With your lions and bears example, don't they kill other cubs so that their own genes can be dominant? So I'd argue that it's not exactly "evil," but makes sense in a gene-propogation sort of way. I suppose it's impossible to judge intent with animals, but I wouldn't exactly call that evil.
evil (or at least just very scary):
link
Seems like it all depends on how you define 'evil' behavior for animal. I think its pretty difficult to apply our own human moral judgments on an animal when they appear to be dictated by instincts developed over generations of learned behavior and needs to survive and propagate. Seems like to be evil is need to be a conscious choice.
All that said, I had a pissy little fish that would constantly eat its own babies. Never really understand that one.

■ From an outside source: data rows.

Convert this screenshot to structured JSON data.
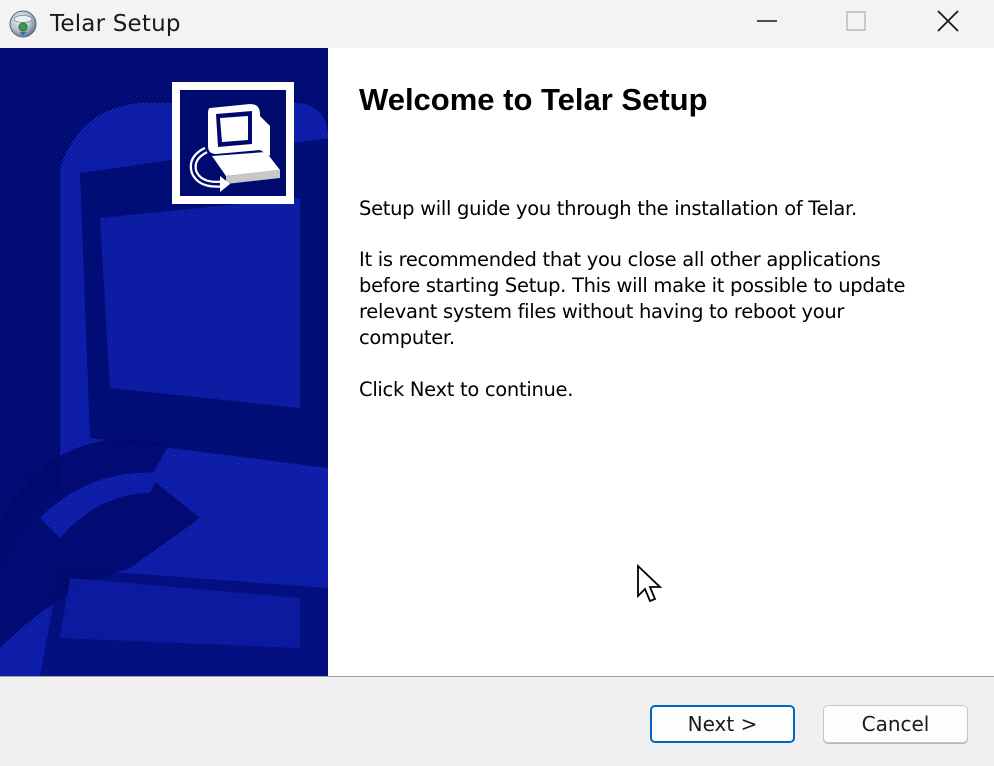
{
  "window": {
    "title": "Telar Setup",
    "app_icon": "installer-disc-icon",
    "controls": {
      "minimize_icon": "minimize-icon",
      "maximize_icon": "maximize-icon",
      "close_icon": "close-icon"
    }
  },
  "sidebar": {
    "logo_icon": "computer-install-icon",
    "background_color": "#000a6e"
  },
  "main": {
    "title": "Welcome to Telar Setup",
    "paragraph1": "Setup will guide you through the installation of Telar.",
    "paragraph2": "It is recommended that you close all other applications before starting Setup. This will make it possible to update relevant system files without having to reboot your computer.",
    "paragraph3": "Click Next to continue."
  },
  "footer": {
    "next_label": "Next >",
    "cancel_label": "Cancel"
  },
  "colors": {
    "accent": "#0067c0",
    "sidebar": "#000a6e",
    "content_bg": "#ffffff",
    "chrome_bg": "#f0f0f0"
  }
}
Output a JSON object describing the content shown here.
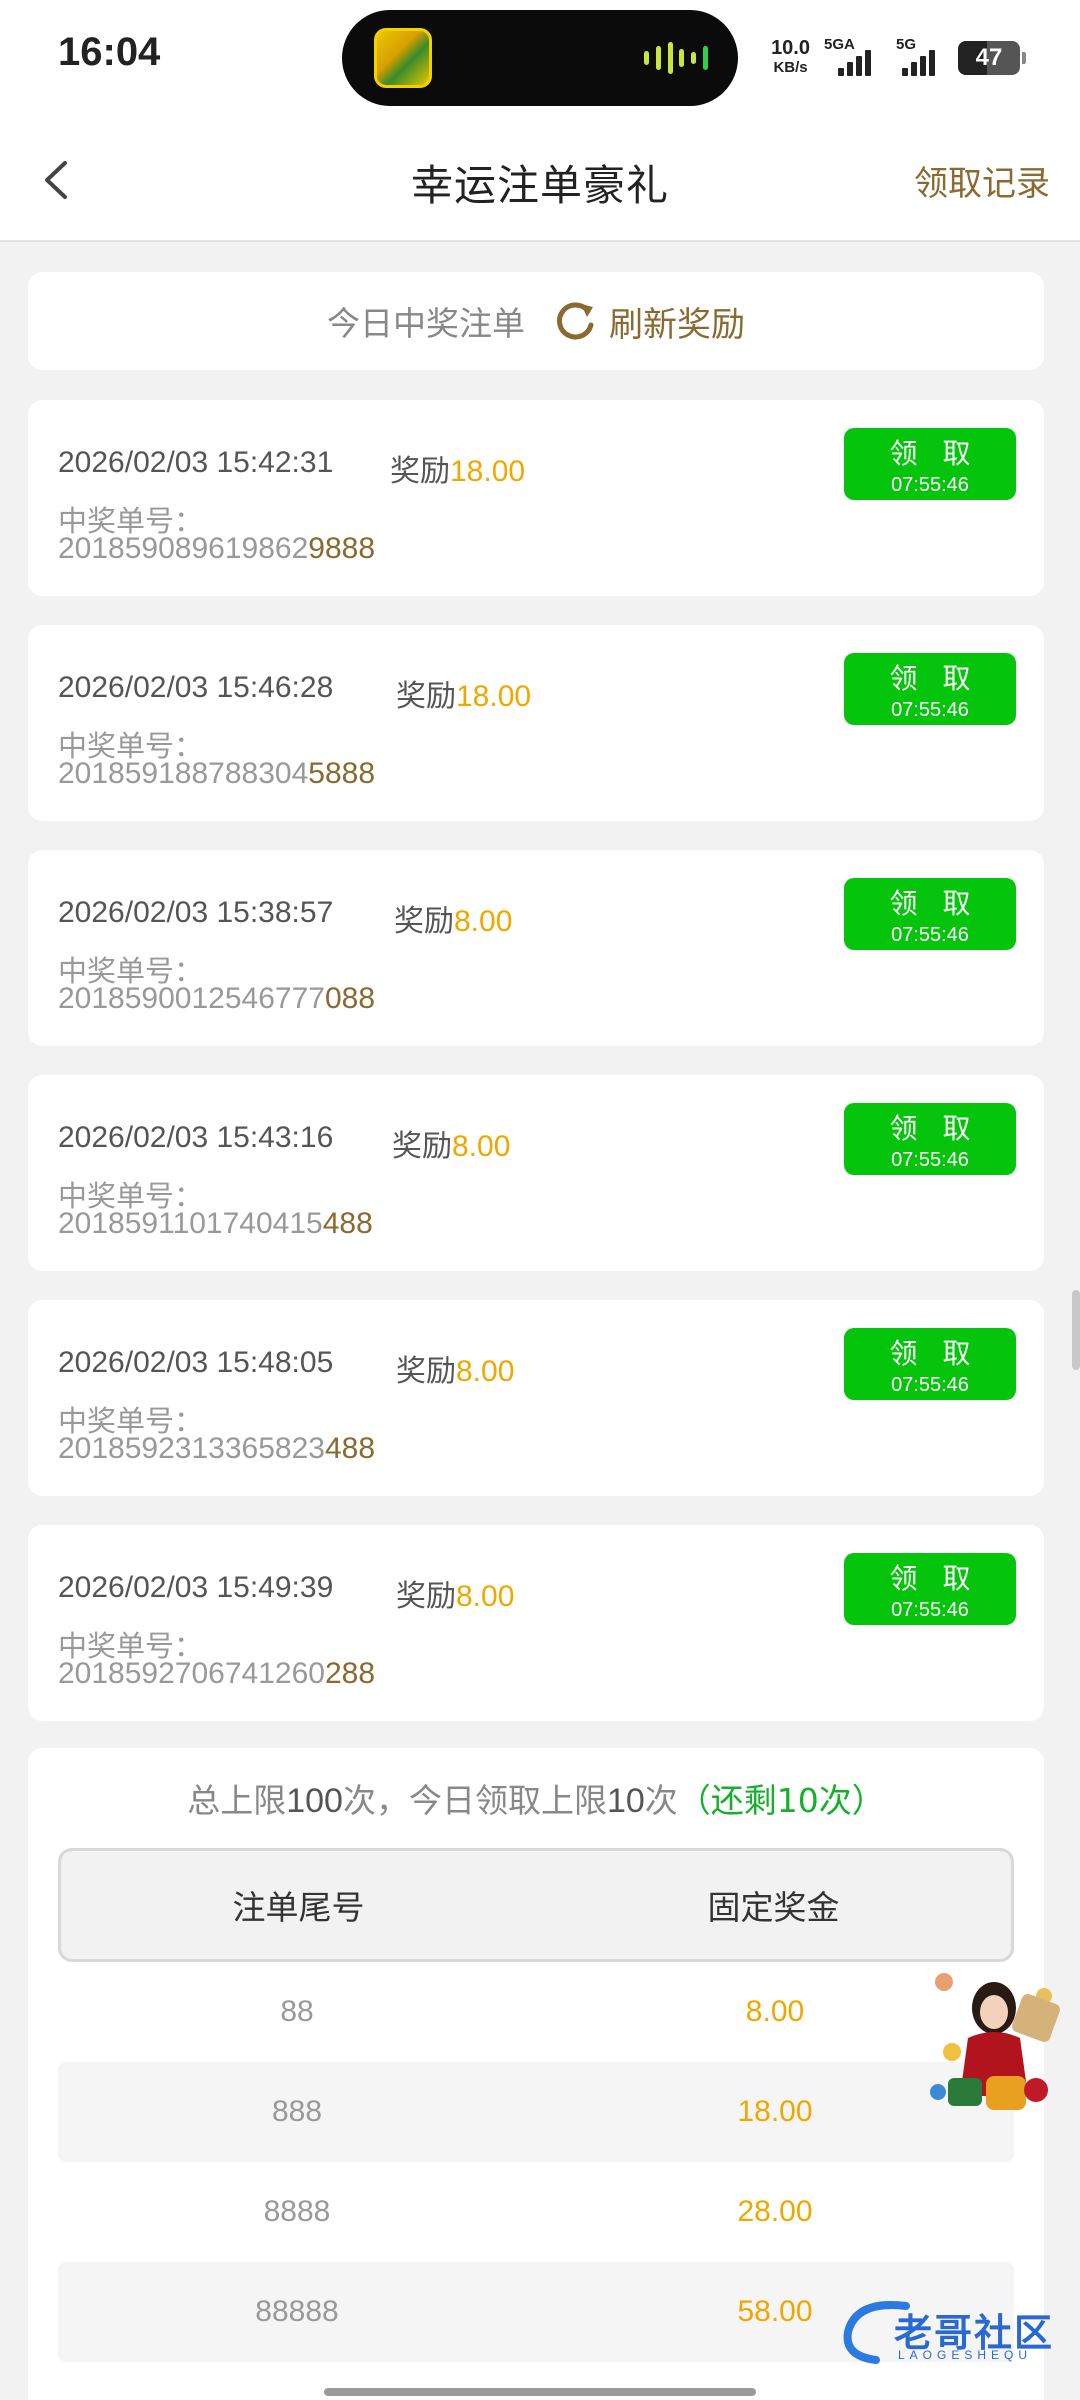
{
  "status_bar": {
    "time": "16:04",
    "net_speed": "10.0",
    "net_unit": "KB/s",
    "sim1": "5GA",
    "sim2": "5G",
    "battery": "47",
    "battery_level": 0.47
  },
  "header": {
    "back_icon": "chevron-left-icon",
    "title": "幸运注单豪礼",
    "right_link": "领取记录"
  },
  "today": {
    "label": "今日中奖注单",
    "refresh_icon": "refresh-icon",
    "refresh_label": "刷新奖励"
  },
  "colors": {
    "claim_green": "#05c40c",
    "amount_orange": "#f0a800",
    "brown_accent": "#8a6a30",
    "remaining_green": "#17b02a"
  },
  "tickets": [
    {
      "date": "2026/02/03 15:42:31",
      "reward_label": "奖励",
      "amount": "18.00",
      "number_label": "中奖单号：",
      "number_head": "201859089619862",
      "number_tail": "9888",
      "claim_label": "领 取",
      "claim_timer": "07:55:46"
    },
    {
      "date": "2026/02/03 15:46:28",
      "reward_label": "奖励",
      "amount": "18.00",
      "number_label": "中奖单号：",
      "number_head": "201859188788304",
      "number_tail": "5888",
      "claim_label": "领 取",
      "claim_timer": "07:55:46"
    },
    {
      "date": "2026/02/03 15:38:57",
      "reward_label": "奖励",
      "amount": "8.00",
      "number_label": "中奖单号：",
      "number_head": "2018590012546777",
      "number_tail": "088",
      "claim_label": "领 取",
      "claim_timer": "07:55:46"
    },
    {
      "date": "2026/02/03 15:43:16",
      "reward_label": "奖励",
      "amount": "8.00",
      "number_label": "中奖单号：",
      "number_head": "2018591101740415",
      "number_tail": "488",
      "claim_label": "领 取",
      "claim_timer": "07:55:46"
    },
    {
      "date": "2026/02/03 15:48:05",
      "reward_label": "奖励",
      "amount": "8.00",
      "number_label": "中奖单号：",
      "number_head": "2018592313365823",
      "number_tail": "488",
      "claim_label": "领 取",
      "claim_timer": "07:55:46"
    },
    {
      "date": "2026/02/03 15:49:39",
      "reward_label": "奖励",
      "amount": "8.00",
      "number_label": "中奖单号：",
      "number_head": "2018592706741260",
      "number_tail": "288",
      "claim_label": "领 取",
      "claim_timer": "07:55:46"
    }
  ],
  "limits": {
    "total_prefix": "总上限",
    "total_count": "100",
    "total_suffix": "次，今日领取上限",
    "daily_count": "10",
    "daily_suffix": "次",
    "remaining": "（还剩10次）"
  },
  "prize_table": {
    "headers": [
      "注单尾号",
      "固定奖金"
    ],
    "rows": [
      {
        "tail": "88",
        "prize": "8.00"
      },
      {
        "tail": "888",
        "prize": "18.00"
      },
      {
        "tail": "8888",
        "prize": "28.00"
      },
      {
        "tail": "88888",
        "prize": "58.00"
      }
    ]
  },
  "floating": {
    "promo_icon": "promo-avatar-icon",
    "watermark_text": "老哥社区",
    "watermark_sub": "LAOGESHEQU"
  }
}
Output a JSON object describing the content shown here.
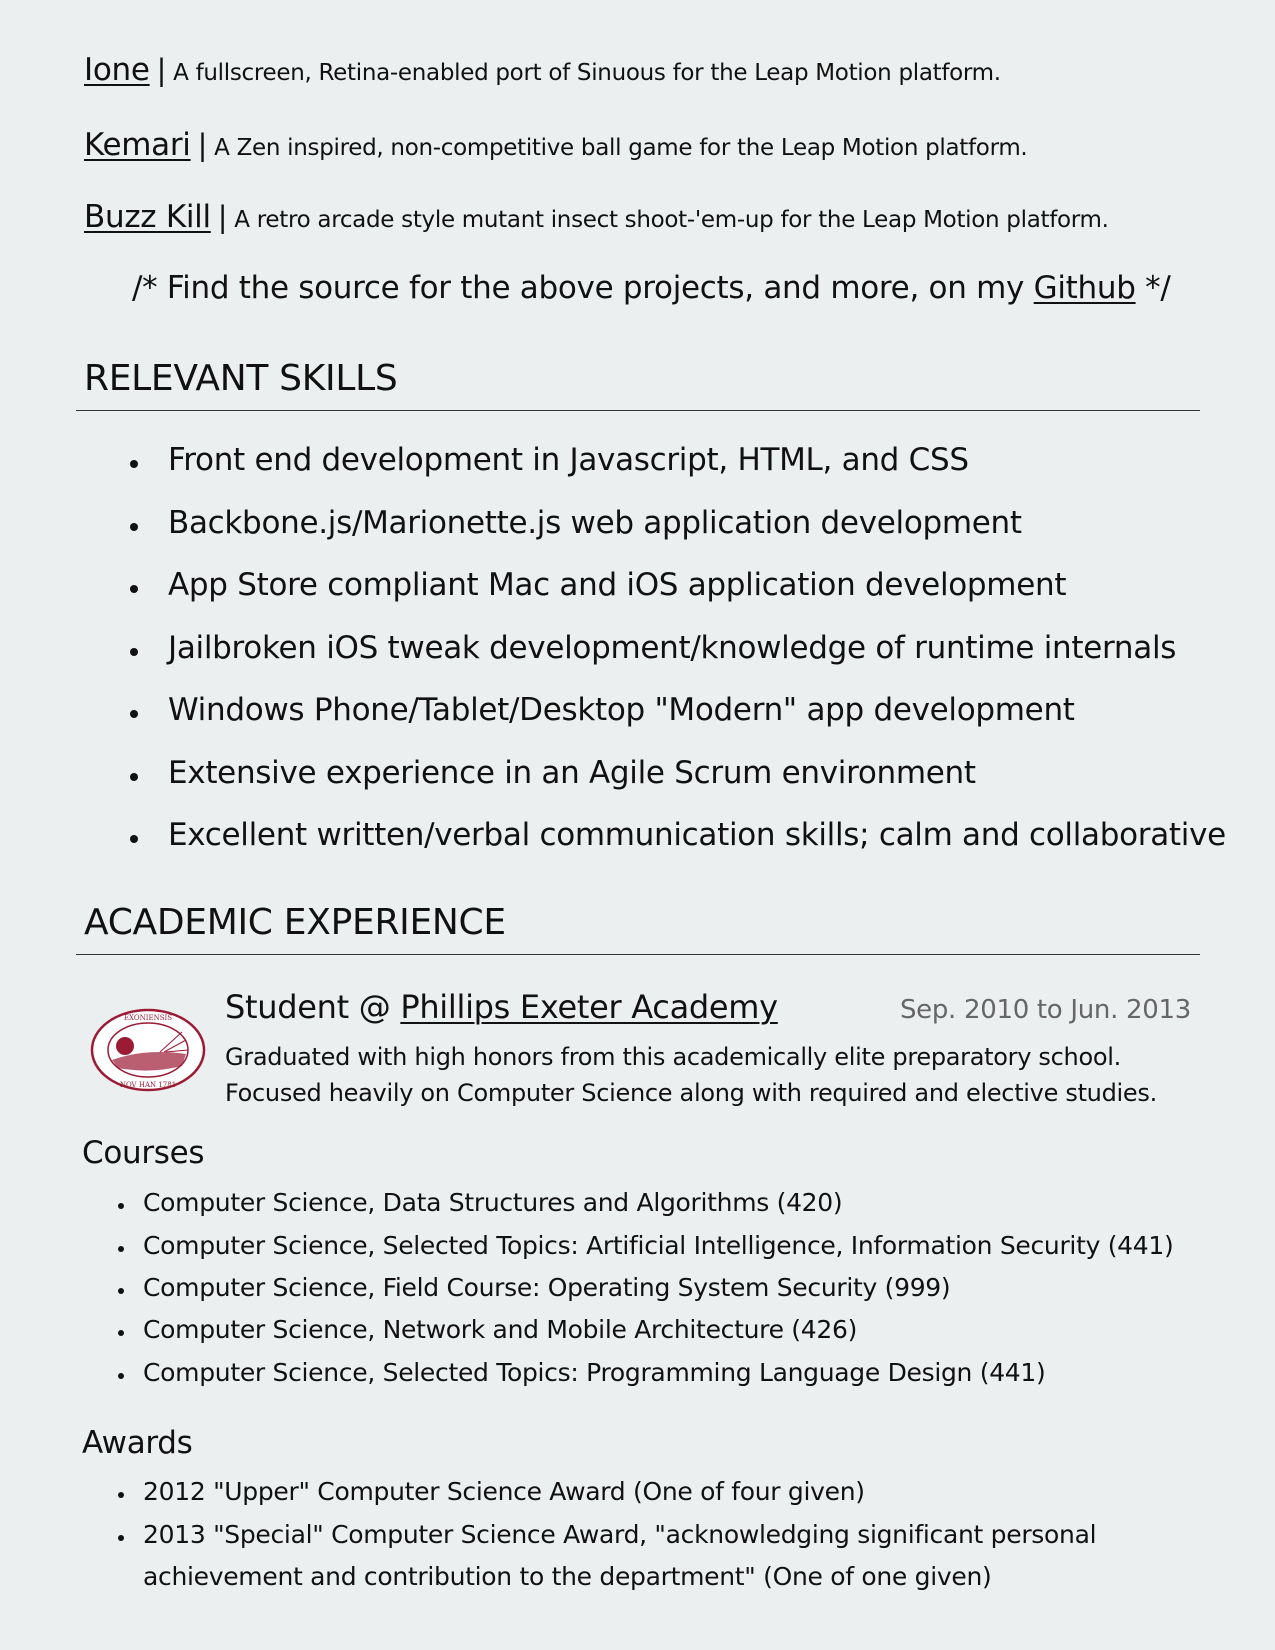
{
  "projects": [
    {
      "name": "Ione",
      "sep": "|",
      "desc": "A fullscreen, Retina-enabled port of Sinuous for the Leap Motion platform."
    },
    {
      "name": "Kemari",
      "sep": "|",
      "desc": "A Zen inspired, non-competitive ball game for the Leap Motion platform."
    },
    {
      "name": "Buzz Kill",
      "sep": "|",
      "desc": "A retro arcade style mutant insect shoot-'em-up for the Leap Motion platform."
    }
  ],
  "source_note": {
    "before": "/* Find the source for the above projects, and more, on my",
    "link": "Github",
    "after": "*/"
  },
  "skills": {
    "heading": "RELEVANT SKILLS",
    "items": [
      "Front end development in Javascript, HTML, and CSS",
      "Backbone.js/Marionette.js web application development",
      "App Store compliant Mac and iOS application development",
      "Jailbroken iOS tweak development/knowledge of runtime internals",
      "Windows Phone/Tablet/Desktop \"Modern\" app development",
      "Extensive experience in an Agile Scrum environment",
      "Excellent written/verbal communication skills; calm and collaborative"
    ]
  },
  "academic": {
    "heading": "ACADEMIC EXPERIENCE",
    "role": "Student @",
    "school": "Phillips Exeter Academy",
    "dates": "Sep. 2010 to Jun. 2013",
    "desc": [
      "Graduated with high honors from this academically elite preparatory school.",
      "Focused heavily on Computer Science along with required and elective studies."
    ],
    "seal_text": "SIGILL PHILLIP EXONIENSIS ACADEMIAE · NOV HAN 1781",
    "seal_color": "#9b1b35",
    "courses_heading": "Courses",
    "courses": [
      "Computer Science, Data Structures and Algorithms (420)",
      "Computer Science, Selected Topics: Artificial Intelligence, Information Security (441)",
      "Computer Science, Field Course: Operating System Security (999)",
      "Computer Science, Network and Mobile Architecture (426)",
      "Computer Science, Selected Topics: Programming Language Design (441)"
    ],
    "awards_heading": "Awards",
    "awards": [
      "2012 \"Upper\" Computer Science Award (One of four given)",
      "2013 \"Special\" Computer Science Award, \"acknowledging significant personal",
      "achievement and contribution to the department\" (One of one given)"
    ]
  }
}
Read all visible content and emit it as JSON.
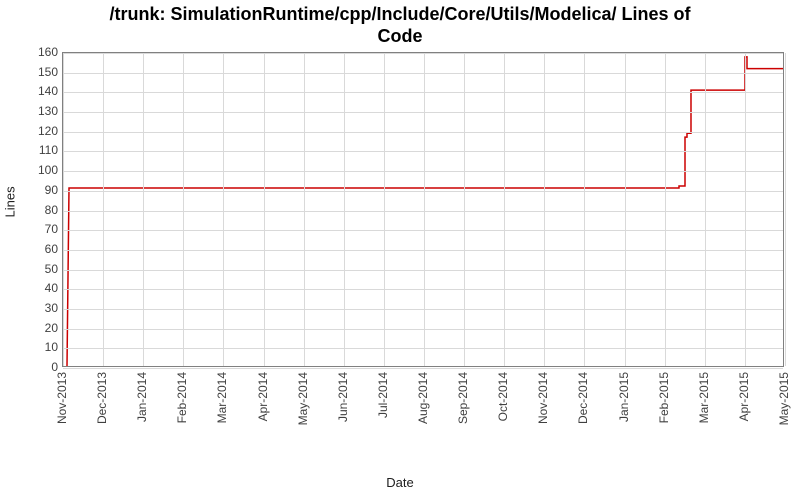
{
  "title_line1": "/trunk: SimulationRuntime/cpp/Include/Core/Utils/Modelica/ Lines of",
  "title_line2": "Code",
  "ylabel": "Lines",
  "xlabel": "Date",
  "chart_data": {
    "type": "line",
    "title": "/trunk: SimulationRuntime/cpp/Include/Core/Utils/Modelica/ Lines of Code",
    "xlabel": "Date",
    "ylabel": "Lines",
    "ylim": [
      0,
      160
    ],
    "y_ticks": [
      0,
      10,
      20,
      30,
      40,
      50,
      60,
      70,
      80,
      90,
      100,
      110,
      120,
      130,
      140,
      150,
      160
    ],
    "x_categories": [
      "Nov-2013",
      "Dec-2013",
      "Jan-2014",
      "Feb-2014",
      "Mar-2014",
      "Apr-2014",
      "May-2014",
      "Jun-2014",
      "Jul-2014",
      "Aug-2014",
      "Sep-2014",
      "Oct-2014",
      "Nov-2014",
      "Dec-2014",
      "Jan-2015",
      "Feb-2015",
      "Mar-2015",
      "Apr-2015",
      "May-2015"
    ],
    "series": [
      {
        "name": "Lines of Code",
        "color": "#cc0000",
        "points": [
          {
            "xi": 0.1,
            "y": 0
          },
          {
            "xi": 0.15,
            "y": 91
          },
          {
            "xi": 15.4,
            "y": 91
          },
          {
            "xi": 15.4,
            "y": 92
          },
          {
            "xi": 15.55,
            "y": 92
          },
          {
            "xi": 15.55,
            "y": 117
          },
          {
            "xi": 15.6,
            "y": 117
          },
          {
            "xi": 15.6,
            "y": 119
          },
          {
            "xi": 15.7,
            "y": 119
          },
          {
            "xi": 15.7,
            "y": 141
          },
          {
            "xi": 17.05,
            "y": 141
          },
          {
            "xi": 17.05,
            "y": 158
          },
          {
            "xi": 17.1,
            "y": 158
          },
          {
            "xi": 17.1,
            "y": 152
          },
          {
            "xi": 18.0,
            "y": 152
          }
        ]
      }
    ]
  }
}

Well, getting back to your "asshole dolphins" -- I mean, if I cut lots of people off on the road and tailgate like crazy, I'm doing it so that I can get home a little faster despite what it might do to make you uncomfortable while driving. That sort of makes sense to me, but it's still an asshole thing to do. Even taking the example of people who do mean things when they don't gain by it, I'm guessing (because obviously I've never done that, no...) that they get a small thrill from it -- so regardless, if you horrifically oversimplify, I'd say that people won't do anything without getting some gain out of it.
So extending that to animals, it makes sense (to me) that since humans can do something like that, couldn't animals? Simple mammals might, but I don't see why a mildly miswired smarter mammal wouldn't get pleasure out of seeing something else suffer. It's been shown that smart enough animals can understand pain that's not being inflicted on them... so given that they might be able to actually perform that, I don't see why you wouldn't get that happening with at least a few cases.
Personally, it seems like altruism that doesn't involve your own genes is the harder one to explain...
I don't know about dolphins, but I've definitely known some cats who were assholes.
While reading about autism, I learned that only humans 5 years and older and possibly some higher primates have the ability to view a situation from anyone's point of view other than their own. Therefore, most if not all animals have no conception of the impact of their actions on another individual. Conclusion: not evil, just stoopid.